Great Southern continues to haunt Bendigo and Adelaide

John Kavanagh

A unit of Bendigo and Adelaide Bank handling the collection of loans to investors in Great Southern Plantations schemes has been called out by the Banking Code Compliance Committee for “systemic and serious” breaches of the banking code.

It is the first time the BCCC has used the sanction of naming a bank for non-compliance with the code.

It said the bank breached provisions of the code relating to debt collection, financial difficulty, complaints handling, privacy and confidentiality, training and competence, complying with BCCC requests and acting fairly and reasonably.

In 2009, Great Southern Plantations, an operator of agribusiness managed investment schemes with A$1.8 billion of investors’ funds, went into liquidation.

Bendigo and Adelaide was a provider of loans to Great Southern Finance and when the agribusiness failed the bank had 8,200 borrowers with a total of $556 million of loans taken out to fund investments in Great Southern funds.

Great Southern investors who funded their investments with loans sold by Great Southern Finance pursued a class action against Bendigo and Adelaide Bank for relief from their loans.

The claim that the product disclosure statements were defective failed and in 2015 Bendigo started loan recovery action.
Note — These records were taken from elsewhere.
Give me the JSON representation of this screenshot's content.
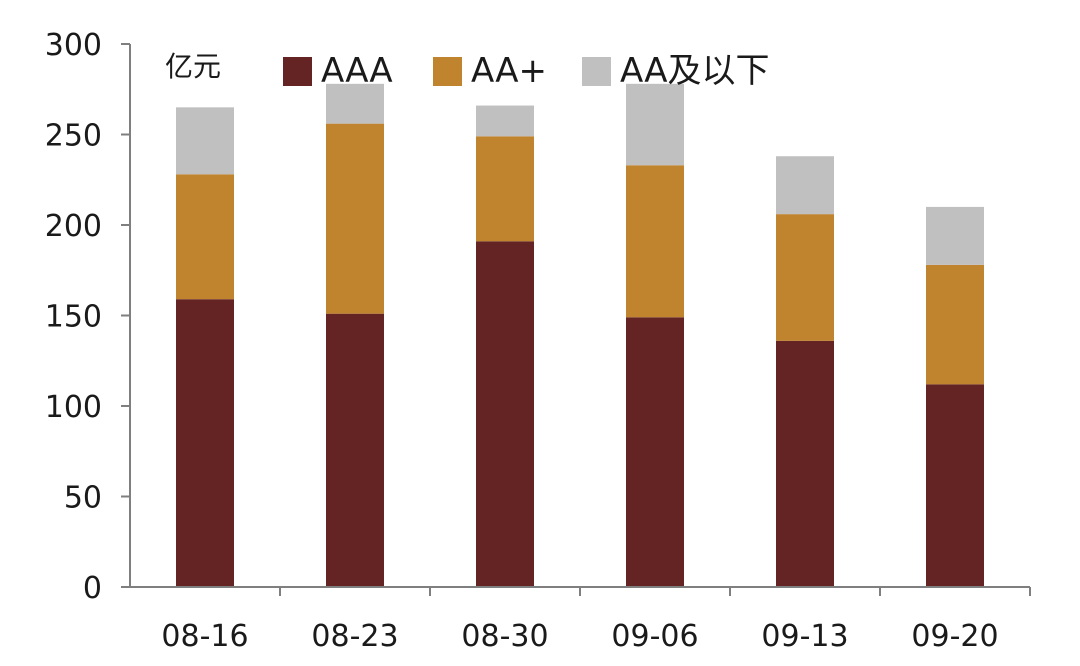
{
  "chart_data": {
    "type": "bar",
    "stacked": true,
    "unit_label": "亿元",
    "categories": [
      "08-16",
      "08-23",
      "08-30",
      "09-06",
      "09-13",
      "09-20"
    ],
    "series": [
      {
        "name": "AAA",
        "color": "#632423",
        "values": [
          159,
          151,
          191,
          149,
          136,
          112
        ]
      },
      {
        "name": "AA+",
        "color": "#c0832e",
        "values": [
          69,
          105,
          58,
          84,
          70,
          66
        ]
      },
      {
        "name": "AA及以下",
        "color": "#c0c0c0",
        "values": [
          37,
          22,
          17,
          45,
          32,
          32
        ]
      }
    ],
    "yticks": [
      0,
      50,
      100,
      150,
      200,
      250,
      300
    ],
    "ylim": [
      0,
      300
    ],
    "legend_position": "top",
    "grid": false
  }
}
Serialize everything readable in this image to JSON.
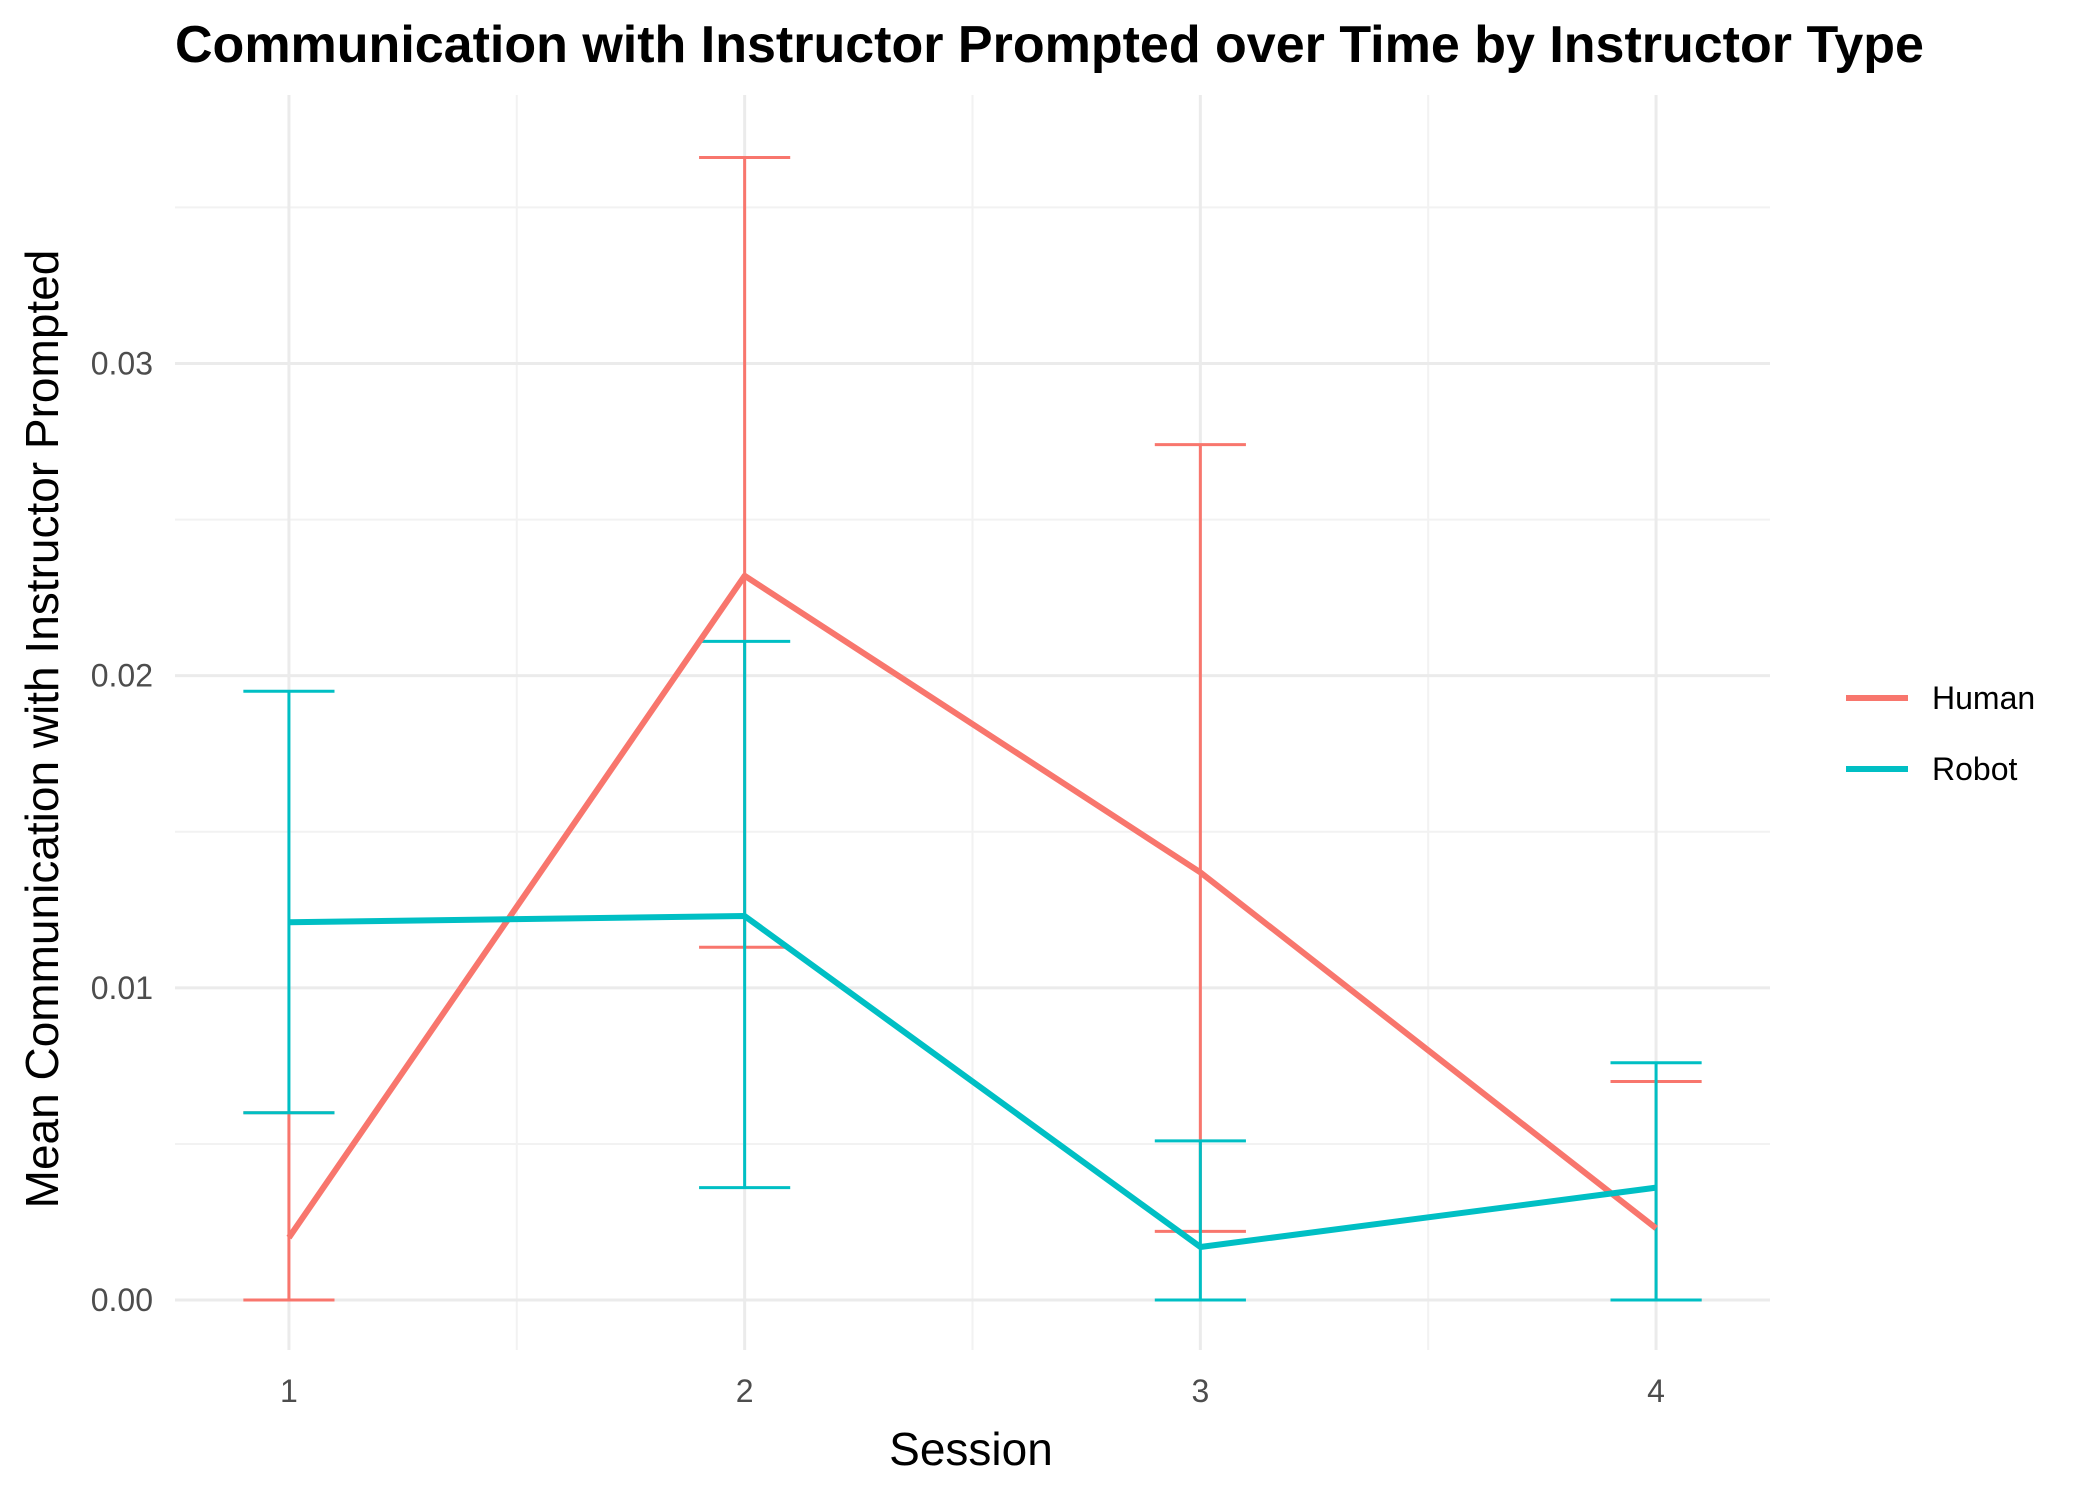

The bank has been involved in a number of court cases, with mixed results.

An audit of the Great Southern lending unit, ordered by the BCCC, found that it was largely segregated from the bank’s broader operations and had inadequate systems, processes and resources to cope with its collections activity.

The BCCC found that there was a lack of oversight from the bank, which led to a failure to build a strong compliance framework.

It said the bank has worked on the problems since the completion of the audit and has remediated customers who were adversely affected by the non-compliance.

According to Bendigo and Adelaide’s 2019/20 financial report, the Great Southern portfolio has run down to only $20 million. The bank took provisions over 25 per cent of the portfolio and wrote off $900,000 of bad debts.